Caren kann’s besser

von Redaktion

FERNSEHKRITIK Beim neuen Polittalk am Sonntagabend im Ersten ist noch Luft nach oben

VON RUDOLF OGIERMANN

Wie nervös sie war, vernahmen die Zuschauerinnen und Zuschauer – gute 4,4 Millionen waren es – erst ganz zum Schluss. „Ich darf mich begrüßen!“, sagte Caren Miosga da, eigentlich wollte sie sagen: „Ich darf mich bedanken!“ Besonders hohes Lampenfieber gehört eben dazu bei einer Premiere wie dieser, davor war auch die 54-Jährige am Sonntagabend im Ersten nicht gefeit.

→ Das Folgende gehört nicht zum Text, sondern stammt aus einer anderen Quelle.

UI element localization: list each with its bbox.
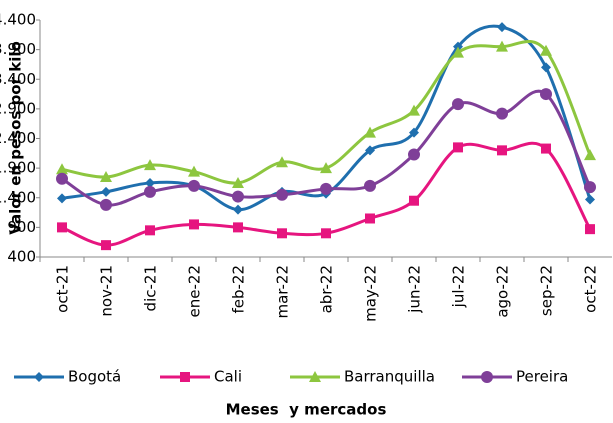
marker bbox=[584, 181, 596, 194]
x-tick-label: feb-22 bbox=[230, 265, 248, 314]
x-tick-label: mar-22 bbox=[274, 265, 292, 319]
marker bbox=[497, 145, 507, 156]
marker bbox=[100, 198, 112, 211]
marker bbox=[232, 190, 244, 203]
marker bbox=[101, 240, 111, 251]
marker bbox=[233, 222, 243, 233]
marker bbox=[540, 88, 552, 101]
marker bbox=[364, 179, 376, 192]
marker bbox=[481, 371, 493, 383]
y-tick-label: 1.400 bbox=[0, 188, 36, 206]
marker bbox=[364, 126, 376, 138]
legend-label: Pereira bbox=[516, 368, 568, 386]
y-axis-title: Valor en pesos por kilo bbox=[7, 41, 25, 235]
marker bbox=[56, 163, 68, 175]
marker bbox=[101, 186, 111, 197]
marker bbox=[145, 225, 155, 236]
marker bbox=[408, 104, 420, 116]
marker bbox=[541, 143, 551, 154]
legend-label: Cali bbox=[214, 368, 242, 386]
marker bbox=[496, 40, 508, 52]
marker bbox=[408, 148, 420, 161]
legend-label: Barranquilla bbox=[344, 368, 435, 386]
y-tick-label: 1.900 bbox=[0, 159, 36, 177]
marker bbox=[189, 219, 199, 230]
marker bbox=[320, 162, 332, 174]
y-tick-label: 3.900 bbox=[0, 40, 36, 58]
marker bbox=[144, 159, 156, 171]
marker bbox=[453, 142, 463, 153]
x-tick-label: ene-22 bbox=[186, 265, 204, 317]
marker bbox=[57, 222, 67, 233]
y-tick-label: 400 bbox=[7, 248, 36, 266]
marker bbox=[309, 371, 321, 382]
legend-label: Bogotá bbox=[68, 368, 121, 386]
marker bbox=[188, 179, 200, 192]
marker bbox=[34, 372, 44, 382]
x-tick-label: abr-22 bbox=[318, 265, 336, 313]
marker bbox=[540, 44, 552, 56]
x-tick-label: ago-22 bbox=[494, 265, 512, 318]
marker bbox=[452, 46, 464, 58]
x-tick-label: oct-21 bbox=[54, 265, 72, 313]
marker bbox=[100, 171, 112, 183]
marker bbox=[452, 98, 464, 111]
y-tick-label: 3.400 bbox=[0, 70, 36, 88]
marker bbox=[584, 149, 596, 161]
x-tick-label: nov-21 bbox=[98, 265, 116, 317]
marker bbox=[144, 185, 156, 198]
y-tick-label: 2.400 bbox=[0, 129, 36, 147]
marker bbox=[233, 204, 243, 215]
marker bbox=[145, 177, 155, 188]
marker bbox=[497, 22, 507, 33]
series-line bbox=[61, 39, 592, 185]
y-tick-label: 900 bbox=[7, 218, 36, 236]
x-tick-label: jun-22 bbox=[406, 265, 424, 314]
marker bbox=[276, 156, 288, 168]
marker bbox=[232, 176, 244, 188]
marker bbox=[320, 182, 332, 195]
marker bbox=[276, 188, 288, 201]
x-tick-label: sep-22 bbox=[538, 265, 556, 316]
y-tick-label: 2.900 bbox=[0, 99, 36, 117]
x-tick-label: jul-22 bbox=[450, 265, 468, 308]
marker bbox=[188, 165, 200, 177]
marker bbox=[409, 127, 419, 138]
marker bbox=[365, 213, 375, 224]
marker bbox=[277, 228, 287, 239]
x-tick-label: may-22 bbox=[362, 265, 380, 322]
marker bbox=[321, 228, 331, 239]
x-axis-title: Meses y mercados bbox=[226, 401, 387, 419]
y-tick-label: 4.400 bbox=[0, 11, 36, 29]
marker bbox=[585, 224, 595, 235]
marker bbox=[541, 62, 551, 73]
marker bbox=[496, 107, 508, 120]
x-tick-label: dic-21 bbox=[142, 265, 160, 311]
marker bbox=[409, 195, 419, 206]
marker bbox=[57, 193, 67, 204]
series-line bbox=[61, 24, 592, 212]
marker bbox=[585, 194, 595, 205]
marker bbox=[180, 372, 190, 382]
marker bbox=[56, 172, 68, 185]
x-tick-label: oct-22 bbox=[582, 265, 600, 313]
marker bbox=[365, 145, 375, 156]
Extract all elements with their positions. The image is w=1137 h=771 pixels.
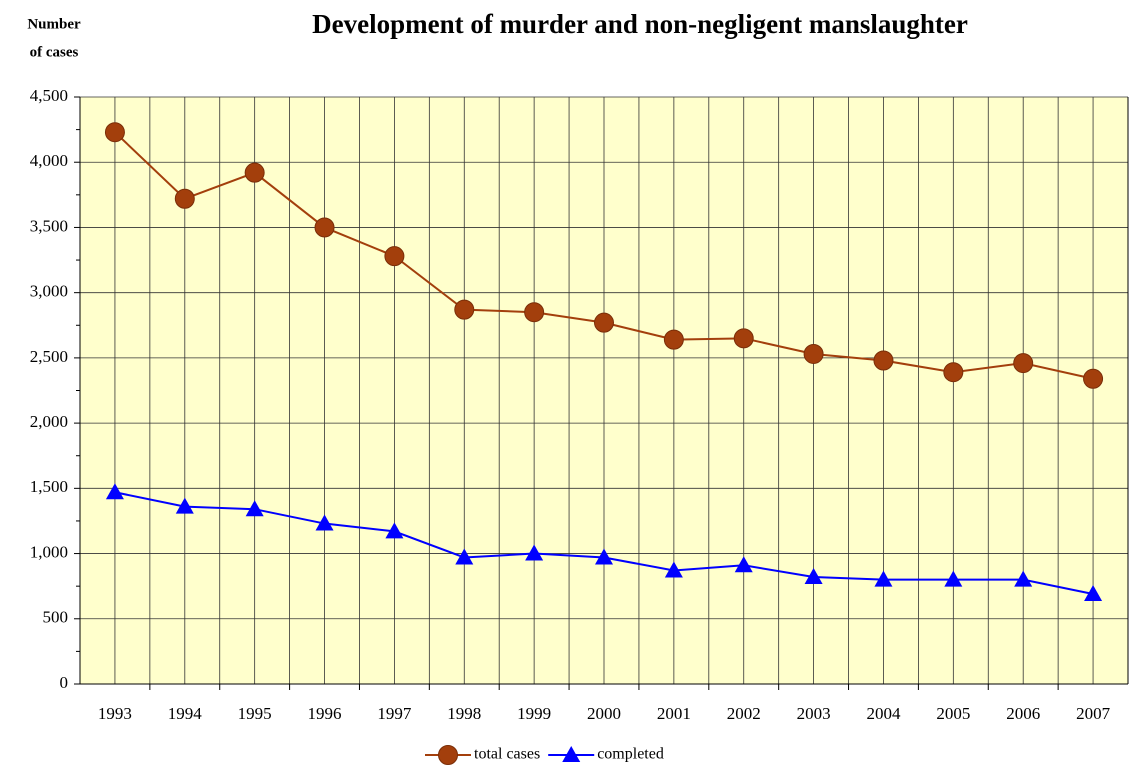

„Caren Miosga“ ist – das wurde von der ersten Sekunde an klar – zum Glück nicht „Anne Will“ mit einer neuen Moderatorin. Keine Arena, keine Politikerinnen und Politiker in bequemen Sesseln, die reihum ihre routinierte Rhetorik präsentieren dürfen, stattdessen ein Tisch, der ausstrahlt, dass hier konstruktiv gesprochen werden soll. Und „im Idealfall“, wie es vorab hieß, ein Einzelgespräch zu Beginn. Gelegenheit, den Gesprächspartner zu stellen, nachzufassen, wenn’s sein muss, nachzu- bohren.

Eine Chance, die Miosga bei CDU-Chef Friedrich Merz (noch) nicht optimal nutzte. Das mag auch mit dem Thema zu tun gehabt haben. „Merz richtet die CDU neu aus – Wird Deutschlands Zukunft konservativ?“ wirkte angesichts der Bilder von den Massendemonstrationen gegen die AfD etwas akademisch, um nicht zu sagen inaktuell. Und so beantwortete Merz naheliegende Fragen wie „Teilen Sie die Ängste der Menschen?“ artig („Das Erstarken der AfD ist eine Herausforderung für alle in der Mitte der Gesellschaft.“), entschuldigte lächelnd seine eigene Abwesenheit („Ich war auf dem Weg nach Berlin!“), verwies stattdessen (fälschlicherweise) auf die Teilnahme von CSU-Chef Markus Söder, ohne dass die Moderatorin hier nachgehakt hätte.

Die langjährige „Tagesthemen“-Frau wirkt spontaner, direkter, herzlicher als ihre Vorgängerin, ihr Gegenüber in seiner angestrengten Lockerheit vermochte sie damit nicht zu knacken. Da half auch Kumpelhaftes wie „Sie können es ruhig sagen!“ und die Ankündigung „Ich versuche es noch einmal!“ zur Frage, ob Merz als Unions-Kanzlerkandidat in den Bundestagswahlkampf zieht, nicht. Das Requisit der schwarzen Schreibtischlampe konnte ihn ebenfalls nicht aus der Reserve locken.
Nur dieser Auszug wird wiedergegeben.